II. Christians Must Go to Christ When They Are Baffled by the Questions and Circumstances of This Life
In verses 36-39 Christ explains this parable to His disciples. The disciples are having a hard time understanding this parable. They already had preconceptions about what the kingdom of God was going to be like. We’ve already said that they, apparently like John the Baptist, were waiting for the Messiah to lay the ax to the root of the tree and were looking for impending judgment of wickedness in the kingdom, by Christ. But Christ emphasizes to them patience and proclamation. They are to be patient about the fact that the church is imperfect, and they are to proclaim the gospel in the meantime.
It’s very interesting that even though these disciples struggle to understand, they humbly go to Jesus to have their own thinking corrected. He explains to them point by point what the story represents, and they allow their own minds to be corrected by the word of Christ. That’s an important lesson for us because Christians must go to Christ when they are baffled by the questions and circumstances of life, and we must go to Christ to have our ideas and our thinking and our desires and our expectations corrected as we look at life.
How do we do that? We go to the Holy Scriptures. We sit under its examination. We allow all our thinking to be tested according to its authority and to receive its criticism and to have our minds corrected according to Holy Scripture. Understanding that all of our thinking must be brought captive to the word of God – must be brought captive to Christ – is one of the first steps in Christian discipleship, and it is a great compliment to these disciples that when they were baffled about what in the world Jesus meant, they didn’t make something up on their own. The Word of God is the only rule of faith and practice, not my ideas.
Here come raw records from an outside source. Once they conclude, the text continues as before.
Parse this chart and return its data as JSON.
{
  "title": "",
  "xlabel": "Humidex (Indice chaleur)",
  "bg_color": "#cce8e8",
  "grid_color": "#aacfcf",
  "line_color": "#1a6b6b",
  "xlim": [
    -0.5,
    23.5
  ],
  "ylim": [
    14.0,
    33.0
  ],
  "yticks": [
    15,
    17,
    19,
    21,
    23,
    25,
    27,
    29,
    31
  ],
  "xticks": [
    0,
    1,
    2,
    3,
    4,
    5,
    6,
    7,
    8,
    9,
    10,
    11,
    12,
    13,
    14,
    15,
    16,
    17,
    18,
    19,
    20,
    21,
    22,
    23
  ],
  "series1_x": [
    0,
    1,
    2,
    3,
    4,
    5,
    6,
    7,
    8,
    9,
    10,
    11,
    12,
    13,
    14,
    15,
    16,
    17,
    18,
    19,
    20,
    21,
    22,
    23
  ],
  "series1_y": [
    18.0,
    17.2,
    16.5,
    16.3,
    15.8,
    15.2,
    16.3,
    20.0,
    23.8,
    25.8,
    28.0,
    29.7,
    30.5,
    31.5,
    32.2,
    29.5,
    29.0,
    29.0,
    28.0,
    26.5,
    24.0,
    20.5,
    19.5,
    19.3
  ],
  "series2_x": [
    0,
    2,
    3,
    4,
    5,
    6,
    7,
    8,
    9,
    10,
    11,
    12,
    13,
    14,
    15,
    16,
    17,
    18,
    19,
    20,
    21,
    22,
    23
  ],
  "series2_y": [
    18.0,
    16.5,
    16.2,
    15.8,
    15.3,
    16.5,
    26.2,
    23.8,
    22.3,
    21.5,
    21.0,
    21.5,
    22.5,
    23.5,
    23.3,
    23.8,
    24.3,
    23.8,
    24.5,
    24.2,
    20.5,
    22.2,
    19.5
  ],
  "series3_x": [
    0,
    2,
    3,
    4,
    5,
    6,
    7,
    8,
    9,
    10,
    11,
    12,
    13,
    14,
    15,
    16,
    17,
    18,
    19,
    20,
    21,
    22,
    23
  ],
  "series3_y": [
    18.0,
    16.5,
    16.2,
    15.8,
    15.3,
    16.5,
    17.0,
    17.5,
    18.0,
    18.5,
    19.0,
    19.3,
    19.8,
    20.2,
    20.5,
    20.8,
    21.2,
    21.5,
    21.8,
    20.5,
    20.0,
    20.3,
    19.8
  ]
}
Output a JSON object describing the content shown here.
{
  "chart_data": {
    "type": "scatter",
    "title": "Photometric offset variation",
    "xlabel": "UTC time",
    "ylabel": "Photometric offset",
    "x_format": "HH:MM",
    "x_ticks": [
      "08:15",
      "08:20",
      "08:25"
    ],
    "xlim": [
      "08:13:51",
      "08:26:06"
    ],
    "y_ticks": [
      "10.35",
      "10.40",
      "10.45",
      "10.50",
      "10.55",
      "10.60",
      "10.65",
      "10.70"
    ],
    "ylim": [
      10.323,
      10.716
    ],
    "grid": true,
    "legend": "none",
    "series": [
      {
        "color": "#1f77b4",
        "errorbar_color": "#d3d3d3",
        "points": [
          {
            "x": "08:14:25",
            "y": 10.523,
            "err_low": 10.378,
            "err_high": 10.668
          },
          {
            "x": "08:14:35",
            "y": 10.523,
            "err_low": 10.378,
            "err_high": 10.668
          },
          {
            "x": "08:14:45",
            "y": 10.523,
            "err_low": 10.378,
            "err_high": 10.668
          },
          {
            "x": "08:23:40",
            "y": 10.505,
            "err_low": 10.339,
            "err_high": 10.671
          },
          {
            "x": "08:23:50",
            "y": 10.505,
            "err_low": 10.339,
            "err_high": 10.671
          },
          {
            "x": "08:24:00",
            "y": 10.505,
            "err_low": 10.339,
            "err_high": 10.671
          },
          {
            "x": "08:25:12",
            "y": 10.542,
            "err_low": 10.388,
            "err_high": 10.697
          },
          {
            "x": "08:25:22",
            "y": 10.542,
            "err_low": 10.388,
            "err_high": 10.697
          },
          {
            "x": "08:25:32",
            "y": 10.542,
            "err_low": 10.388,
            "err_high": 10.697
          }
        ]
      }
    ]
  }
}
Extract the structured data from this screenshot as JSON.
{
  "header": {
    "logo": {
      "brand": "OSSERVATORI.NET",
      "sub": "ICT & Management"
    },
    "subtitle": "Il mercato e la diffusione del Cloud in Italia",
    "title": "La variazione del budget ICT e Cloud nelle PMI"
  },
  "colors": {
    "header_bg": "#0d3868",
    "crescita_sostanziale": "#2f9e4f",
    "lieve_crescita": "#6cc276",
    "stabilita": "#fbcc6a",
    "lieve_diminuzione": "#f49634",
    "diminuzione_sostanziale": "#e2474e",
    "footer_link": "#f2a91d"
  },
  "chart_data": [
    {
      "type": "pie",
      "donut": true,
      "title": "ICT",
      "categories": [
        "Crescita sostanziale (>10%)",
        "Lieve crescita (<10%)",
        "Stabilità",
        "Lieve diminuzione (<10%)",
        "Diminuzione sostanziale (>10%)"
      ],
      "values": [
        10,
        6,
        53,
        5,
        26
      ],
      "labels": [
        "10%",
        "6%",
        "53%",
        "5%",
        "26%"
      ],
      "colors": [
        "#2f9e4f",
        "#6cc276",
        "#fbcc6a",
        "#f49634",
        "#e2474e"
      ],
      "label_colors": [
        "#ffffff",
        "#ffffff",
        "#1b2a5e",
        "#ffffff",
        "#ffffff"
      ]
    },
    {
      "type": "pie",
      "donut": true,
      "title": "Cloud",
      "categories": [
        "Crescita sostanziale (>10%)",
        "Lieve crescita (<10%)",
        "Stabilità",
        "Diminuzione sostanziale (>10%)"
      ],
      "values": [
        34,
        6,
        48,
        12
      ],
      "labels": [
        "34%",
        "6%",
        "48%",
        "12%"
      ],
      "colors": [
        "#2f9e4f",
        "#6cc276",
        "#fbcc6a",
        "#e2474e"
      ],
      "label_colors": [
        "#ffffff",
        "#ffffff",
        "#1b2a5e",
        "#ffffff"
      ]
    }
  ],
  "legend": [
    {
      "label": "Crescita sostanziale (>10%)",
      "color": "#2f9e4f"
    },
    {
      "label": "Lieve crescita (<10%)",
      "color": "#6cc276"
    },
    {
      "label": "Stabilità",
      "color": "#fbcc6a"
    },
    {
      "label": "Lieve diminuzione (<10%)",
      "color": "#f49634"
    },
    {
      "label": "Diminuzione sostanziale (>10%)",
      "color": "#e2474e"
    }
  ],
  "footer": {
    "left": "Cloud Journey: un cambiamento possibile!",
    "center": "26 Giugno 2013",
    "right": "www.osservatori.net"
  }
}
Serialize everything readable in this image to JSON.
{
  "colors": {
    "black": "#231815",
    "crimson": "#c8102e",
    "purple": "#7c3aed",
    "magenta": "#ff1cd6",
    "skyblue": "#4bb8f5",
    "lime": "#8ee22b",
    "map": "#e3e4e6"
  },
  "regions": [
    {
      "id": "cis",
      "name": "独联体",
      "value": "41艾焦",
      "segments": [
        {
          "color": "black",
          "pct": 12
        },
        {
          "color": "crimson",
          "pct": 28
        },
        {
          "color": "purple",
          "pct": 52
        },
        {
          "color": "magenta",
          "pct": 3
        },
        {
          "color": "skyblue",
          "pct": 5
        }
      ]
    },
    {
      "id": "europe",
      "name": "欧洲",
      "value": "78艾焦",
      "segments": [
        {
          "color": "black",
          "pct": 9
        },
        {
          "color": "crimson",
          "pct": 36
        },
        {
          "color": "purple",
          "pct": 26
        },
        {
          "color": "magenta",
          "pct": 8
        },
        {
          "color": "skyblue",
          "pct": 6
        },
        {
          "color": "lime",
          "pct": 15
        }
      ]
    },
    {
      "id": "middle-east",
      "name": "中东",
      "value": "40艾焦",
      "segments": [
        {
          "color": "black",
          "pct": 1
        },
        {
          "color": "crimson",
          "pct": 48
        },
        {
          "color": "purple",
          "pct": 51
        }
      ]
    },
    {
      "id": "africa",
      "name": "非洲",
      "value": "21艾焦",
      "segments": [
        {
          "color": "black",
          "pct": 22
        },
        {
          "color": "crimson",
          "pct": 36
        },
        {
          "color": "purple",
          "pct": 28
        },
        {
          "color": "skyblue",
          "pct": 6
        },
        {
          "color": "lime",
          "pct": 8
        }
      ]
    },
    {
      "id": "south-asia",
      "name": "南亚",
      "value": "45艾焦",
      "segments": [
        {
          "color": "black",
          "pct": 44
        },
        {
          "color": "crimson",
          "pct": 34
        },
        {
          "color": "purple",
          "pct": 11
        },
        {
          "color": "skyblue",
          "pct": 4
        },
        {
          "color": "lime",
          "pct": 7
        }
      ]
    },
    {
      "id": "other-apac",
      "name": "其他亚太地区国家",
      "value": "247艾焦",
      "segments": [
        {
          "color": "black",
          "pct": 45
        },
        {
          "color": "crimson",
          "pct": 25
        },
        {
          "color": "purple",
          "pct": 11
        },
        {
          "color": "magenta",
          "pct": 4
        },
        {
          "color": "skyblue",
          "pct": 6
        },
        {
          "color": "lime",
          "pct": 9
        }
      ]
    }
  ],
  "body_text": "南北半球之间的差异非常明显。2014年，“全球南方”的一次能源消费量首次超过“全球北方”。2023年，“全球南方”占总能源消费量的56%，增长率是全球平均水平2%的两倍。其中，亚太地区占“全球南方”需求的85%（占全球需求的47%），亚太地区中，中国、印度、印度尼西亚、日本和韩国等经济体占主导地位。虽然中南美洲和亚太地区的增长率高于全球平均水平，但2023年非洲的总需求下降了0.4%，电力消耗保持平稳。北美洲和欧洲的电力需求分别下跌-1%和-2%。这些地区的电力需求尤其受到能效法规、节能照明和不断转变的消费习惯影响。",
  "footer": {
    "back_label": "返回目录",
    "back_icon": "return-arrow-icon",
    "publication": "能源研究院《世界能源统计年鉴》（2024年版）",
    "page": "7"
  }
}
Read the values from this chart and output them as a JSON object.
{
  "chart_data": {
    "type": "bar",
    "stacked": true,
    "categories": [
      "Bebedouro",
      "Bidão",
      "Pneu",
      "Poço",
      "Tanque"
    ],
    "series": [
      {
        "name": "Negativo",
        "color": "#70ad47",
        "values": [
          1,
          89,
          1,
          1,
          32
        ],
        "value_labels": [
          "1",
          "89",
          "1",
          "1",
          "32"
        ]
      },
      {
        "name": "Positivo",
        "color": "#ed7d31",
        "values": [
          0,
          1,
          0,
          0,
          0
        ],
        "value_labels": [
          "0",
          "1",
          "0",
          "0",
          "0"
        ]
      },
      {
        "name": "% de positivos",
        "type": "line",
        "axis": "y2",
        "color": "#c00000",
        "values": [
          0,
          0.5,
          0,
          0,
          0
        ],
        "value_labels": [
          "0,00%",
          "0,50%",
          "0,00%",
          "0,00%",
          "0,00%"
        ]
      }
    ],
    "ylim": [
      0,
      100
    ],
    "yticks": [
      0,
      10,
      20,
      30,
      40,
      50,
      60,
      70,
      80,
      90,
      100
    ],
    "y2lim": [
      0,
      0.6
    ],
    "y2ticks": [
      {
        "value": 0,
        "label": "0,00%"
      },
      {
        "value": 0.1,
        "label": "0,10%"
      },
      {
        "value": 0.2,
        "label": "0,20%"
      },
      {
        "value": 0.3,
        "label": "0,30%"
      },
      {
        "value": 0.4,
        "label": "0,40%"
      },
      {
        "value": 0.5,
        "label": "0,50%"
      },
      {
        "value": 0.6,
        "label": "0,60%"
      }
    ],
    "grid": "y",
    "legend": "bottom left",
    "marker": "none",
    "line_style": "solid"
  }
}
III. Christians Must Live and Minister in the Kingdom in Light of the Final Judgment: Retributive and Remunerative
There’s one last thing I want to point out to you. Here in verses 40-43, we see that Jesus reminds us that Christians must live and minister in the kingdom in light of the final judgment. We must never have the final judgment out of our minds. Understand that when Jesus tells the disciples that they must be patient; they must not go and attempt to uproot all the tares. He is not saying to them that God does not care about sin. He’s not saying that God is not going to bring judgment against them.
We must be certain, my friends, that that judgment will come. This is because Jesus is not denying the judgment; in fact, He is emphatically asserting that there will be a day when justice is done, and when all the accounts are set straight, when sin is punished and righteousness is rewarded. And He says in verse 42, in the most shocking terms, that unbelief is going to be judged with eternally comfortless sorrow and eternally incurable indignation against God and against others and against ourselves, for all those who are “tares” – who have not embraced the Lord Jesus Christ by faith – He says judgment is coming. And He’s even asking His disciples to be patient with unbelief because we know that judgment is going to be so frightening and hard. God’s patience is not an opportunity to be apathetic about the final judgment. It is an opportunity for today – and for today only – to realize our sins, to flee from them and to run to Christ. And if we will run there, we will not only be spared the final judgment of the ungodly, but we will also find for ourselves a shining glory in the kingdom of our Father.